09 July, 2009

Darfur, South Sudan

It's not in the news as much anymore following the International Criminal Court (ICC) issuing an arrest warrant for the president of Sudan back in early March, but Sudan still has chaos in Darfur. Thankfully, people aren't getting killed as much there as they were in the years since the conflict erupted in 2003, but it doesn't look like things are going to be resolved so that people can return to their homes instead of being crammed into camps where there are international organizations present to provide some security and who the people rely on to provide food, education, and most everything else necessary for survival.

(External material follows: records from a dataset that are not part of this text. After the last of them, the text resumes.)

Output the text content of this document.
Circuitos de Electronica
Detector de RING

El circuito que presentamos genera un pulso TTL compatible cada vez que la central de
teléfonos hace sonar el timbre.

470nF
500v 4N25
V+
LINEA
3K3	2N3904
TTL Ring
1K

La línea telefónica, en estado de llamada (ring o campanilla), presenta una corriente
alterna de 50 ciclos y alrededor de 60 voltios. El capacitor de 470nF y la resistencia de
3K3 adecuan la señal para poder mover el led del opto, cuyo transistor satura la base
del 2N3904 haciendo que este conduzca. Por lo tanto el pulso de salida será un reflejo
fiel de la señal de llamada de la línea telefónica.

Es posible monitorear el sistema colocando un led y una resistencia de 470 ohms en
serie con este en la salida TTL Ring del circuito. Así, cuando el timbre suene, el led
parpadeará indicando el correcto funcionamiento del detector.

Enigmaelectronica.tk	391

And although the killing in Darfur is getting less now, it seems that things in South Sudan are getting progressively worse leading up to the national elections and the referendum on Southern Independence. There have been more people killed in South Sudan this year than in Darfur, but little international attention is given to it. During the 20+ years of fighting with the North that ended with the signing of the Comprehensive Peace Agreement (CPA) in 2005, over 2 million Southern Sudanese were thought to have died as a result of the war. A national census conducted last year for the first time in over 50 years listed the population of the South at 8.5 million people. Darfur has had over 300,000 deaths as a result of the fighting there since 2003. And now things in the South are escalating before much of any infrastructure has developed and before the government has really been able to establish itself.

You can read an article just published on BBC news here: http://news.bbc.co.uk/2/hi/africa/8127179.stm.
Please pray for the people of Sudan.